Leroy smiled. He knew that to be true.

"He will win, you think?" she asked anxiously.

"Oh, yes!" was the careless reply. "Vermont says there is nothing to

touch him."

The countess raised her eyebrows.

"You trust this Vermont with a great deal, Adrien. Your horses, your

wine, and your legal business. He must be a wonderful man."

"Yes," he answered confidently. "Jasper's a treasure. Nothing comes

amiss to him. I should be in my grave if I had to face half the worries

he wrestles with daily. Come," he added, as the first bars of the new

waltz floated from the gallery; and with a sigh of enjoyment she rose

for the promised dance.

"No one's step suits me like yours," she breathed, when they paused for

rest. "Adrien, shall I back 'King Cole' for another two hundred?"

The two sentences were, perhaps, rather incongruous, but curiously

characteristic of her ladyship; for, in addition to a natural love of

intrigue, she had a partiality for betting on the turf and speculation

on 'Change--both, of course, sub rosa.

"Oh, yes," he said, as they started again. "Jasper has put two thousand

more of mine on to-day. There he is," he broke off, as the sleek,

carefully dressed figure of Mr. Vermont entered the ball-room.

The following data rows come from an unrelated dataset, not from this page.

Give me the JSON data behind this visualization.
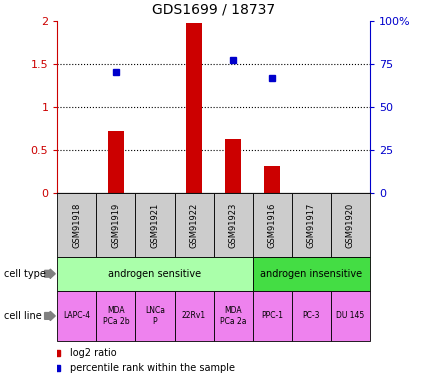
{
  "title": "GDS1699 / 18737",
  "samples": [
    "GSM91918",
    "GSM91919",
    "GSM91921",
    "GSM91922",
    "GSM91923",
    "GSM91916",
    "GSM91917",
    "GSM91920"
  ],
  "log2_ratios": [
    0,
    0.72,
    0,
    1.97,
    0.63,
    0.32,
    0,
    0
  ],
  "percentile_ranks_pct": [
    null,
    70,
    null,
    null,
    77,
    67,
    null,
    null
  ],
  "ylim_left": [
    0,
    2
  ],
  "ylim_right": [
    0,
    100
  ],
  "yticks_left": [
    0,
    0.5,
    1.0,
    1.5,
    2.0
  ],
  "ytick_labels_left": [
    "0",
    "0.5",
    "1",
    "1.5",
    "2"
  ],
  "yticks_right": [
    0,
    25,
    50,
    75,
    100
  ],
  "ytick_labels_right": [
    "0",
    "25",
    "50",
    "75",
    "100%"
  ],
  "bar_color": "#cc0000",
  "dot_color": "#0000cc",
  "cell_type_groups": [
    {
      "label": "androgen sensitive",
      "start": 0,
      "end": 5,
      "color": "#aaffaa"
    },
    {
      "label": "androgen insensitive",
      "start": 5,
      "end": 8,
      "color": "#44dd44"
    }
  ],
  "cell_lines": [
    "LAPC-4",
    "MDA\nPCa 2b",
    "LNCa\nP",
    "22Rv1",
    "MDA\nPCa 2a",
    "PPC-1",
    "PC-3",
    "DU 145"
  ],
  "cell_line_color": "#ee82ee",
  "sample_box_color": "#cccccc",
  "cell_type_label": "cell type",
  "cell_line_label": "cell line",
  "legend_red_label": "log2 ratio",
  "legend_blue_label": "percentile rank within the sample",
  "background_color": "#ffffff"
}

"Talk of angels," murmured Lady Merivale, but with a glance implying

that she meant a being very far removed from that celestial grade.

Jasper Vermont did not excel at dancing; yet, strange to say, he was

invariably invited to every big function of the season. Indeed, the

hostesses of Mayfair would almost as soon have omitted the name of

Adrien Leroy himself as that of his friend.

It was difficult to explain this other than on account of his engaging

amiability. Probably Vermont would have transformed the famous advice of

Uriah Heep to "Always be obliging." Certainly, no pleasanter company

could be found, whether for man or woman; whatever the hour, however

mixed the company, Jasper Vermont had always a smile, a jest, or a new

and piquant scandal. In the smoking-room he would rival Mortimer Shelton

in apparently good-natured cynicism. In a duchess's boudoir he would

enliven the afternoon tea hour with the neatest of epigrams and the

spiciest slander of her Grace's dearest friend. Nothing came amiss to

him; as Adrien Leroy had once said, he was "a walking encyclopædia."